Epithelial cells exfoliated in human urine can include cells anywhere from the urinary tract and kidneys; however, podocytes and proximal tubular epithelial cells (PTECs) are by far the most relevant cell types for the study of genetic kidney diseases. When maintained in vitro, they have been proven extremely valuable for discovering disease mechanisms and for the development of new therapies. Furthermore, cultured patient cells can individually represent their human sources and their specific variants for personalized medicine studies, which are recently gaining much interest. In this review, we summarize the methodology for establishing human podocyte and PTEC cell lines from urine and highlight their importance as kidney disease cell models. We explore the well-established and recent techniques of cell isolation, quantification, immortalization and characterization, and we describe their current and future applications.

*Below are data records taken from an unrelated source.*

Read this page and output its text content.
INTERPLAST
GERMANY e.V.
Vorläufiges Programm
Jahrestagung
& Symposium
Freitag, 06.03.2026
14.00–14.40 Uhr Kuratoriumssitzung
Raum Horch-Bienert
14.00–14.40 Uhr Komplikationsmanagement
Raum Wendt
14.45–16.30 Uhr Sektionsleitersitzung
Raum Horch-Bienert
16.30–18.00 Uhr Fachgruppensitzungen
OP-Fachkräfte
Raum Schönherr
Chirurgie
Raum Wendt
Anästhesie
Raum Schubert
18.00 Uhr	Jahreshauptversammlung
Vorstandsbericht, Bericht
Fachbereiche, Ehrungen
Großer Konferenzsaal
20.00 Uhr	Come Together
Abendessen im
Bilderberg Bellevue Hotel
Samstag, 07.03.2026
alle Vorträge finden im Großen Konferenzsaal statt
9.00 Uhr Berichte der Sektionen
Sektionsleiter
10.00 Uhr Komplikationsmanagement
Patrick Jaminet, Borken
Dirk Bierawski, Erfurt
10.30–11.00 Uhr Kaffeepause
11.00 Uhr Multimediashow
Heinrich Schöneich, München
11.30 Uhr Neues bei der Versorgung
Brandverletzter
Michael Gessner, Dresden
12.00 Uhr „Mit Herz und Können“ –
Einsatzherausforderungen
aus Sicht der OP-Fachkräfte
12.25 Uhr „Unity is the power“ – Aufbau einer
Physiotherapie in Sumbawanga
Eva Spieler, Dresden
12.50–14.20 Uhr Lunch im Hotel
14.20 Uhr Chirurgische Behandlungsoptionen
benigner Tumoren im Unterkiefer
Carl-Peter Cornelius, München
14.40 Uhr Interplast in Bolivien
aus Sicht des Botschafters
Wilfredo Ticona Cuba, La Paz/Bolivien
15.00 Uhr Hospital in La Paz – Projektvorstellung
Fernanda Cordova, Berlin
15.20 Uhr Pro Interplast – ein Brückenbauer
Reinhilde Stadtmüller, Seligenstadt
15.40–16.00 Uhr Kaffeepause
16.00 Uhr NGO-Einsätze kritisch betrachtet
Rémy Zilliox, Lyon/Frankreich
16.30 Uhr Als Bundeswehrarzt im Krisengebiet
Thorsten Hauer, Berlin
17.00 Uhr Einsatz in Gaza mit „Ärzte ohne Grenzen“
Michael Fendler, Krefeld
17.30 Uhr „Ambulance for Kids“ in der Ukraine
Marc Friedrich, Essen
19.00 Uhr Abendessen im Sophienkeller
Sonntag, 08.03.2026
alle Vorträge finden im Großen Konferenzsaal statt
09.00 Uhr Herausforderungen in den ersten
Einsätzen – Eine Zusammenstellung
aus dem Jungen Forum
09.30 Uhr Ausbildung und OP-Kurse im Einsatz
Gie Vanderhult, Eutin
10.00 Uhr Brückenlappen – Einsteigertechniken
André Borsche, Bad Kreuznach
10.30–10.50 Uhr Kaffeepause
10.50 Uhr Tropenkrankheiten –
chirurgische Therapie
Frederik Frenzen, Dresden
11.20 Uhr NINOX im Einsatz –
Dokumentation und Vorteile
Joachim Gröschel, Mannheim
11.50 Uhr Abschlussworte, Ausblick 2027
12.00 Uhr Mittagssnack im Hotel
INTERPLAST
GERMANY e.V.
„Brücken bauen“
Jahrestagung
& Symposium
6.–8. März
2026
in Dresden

Keywords: Fanconi syndrome; PTECs; glomerular diseases; inherited renal disorders; kidney disease cellular models; podocytes; proximal tubular epithelial cells; renal tubular acidosis; urine-derived cells.

Figure 1

Podocytes: key element of the glomerular filtration barrier. Podocytes are highly differentiated cells with a specific cellular architecture, comprising primary and secondary foot processes that wrap around the glomerular capillaries, and express essential proteins that define the slit diaphragm and permselectivity of the glomerular filtration barrier. Kidney diseases affecting the podocytes (podocytopathies) can be characterized by the loss of the slit diaphragm, podocyte foot process effacement and detachment, which clinically manifests as glomerular proteinuria.

Figure 2

Sagittal (A) and cross (B) sections of a human proximal tubule. Proximal tubular epithelial cells (PTECs) are indispensable cells for the nephron tubular system. PTECs are highly metabolically active cells that are responsible for reabsorbing many of the filtered solutes in the proximal part of the nephron. These cells are typically characterized by a brush border at the apical side, and high numbers of mitochondria at the basal side of the cell. Megalin and cubulin are characteristic multi-ligand receptors for PTECS, located at the brush border, responsible for receptor-mediated endocytosis for various ligands.

Figure 3

Procedure of isolation, immortalization and subcloning of urine-derived kidney epithelial cells. Fresh urine is cultured in a specific medium that selects for specific types of kidney epithelial cells at 37 °C. Immortalization is performed by use of SV40 and the hTERT gene, upon which antibiotic selection is used to isolate the successfully immortalized cells. Clonal colonies are selected, in order to isolate and expand specific cell clones that will be characterized by biomarker expression and stored for cryopreservation.

Figure 4

Technology toolbox for characterization of urine-derived kidney epithelial cells. Urine-derived kidney epithelial cells are characterized based on their cellular morphology, the expression of cell-type specific markers, and their functionality via cell-specific assays. To this end, microscopy, including light microscopy (LM) and transmission electron microscopy (TEM), qPCR and Western Blot plus immunocytochemistry are useful technologies.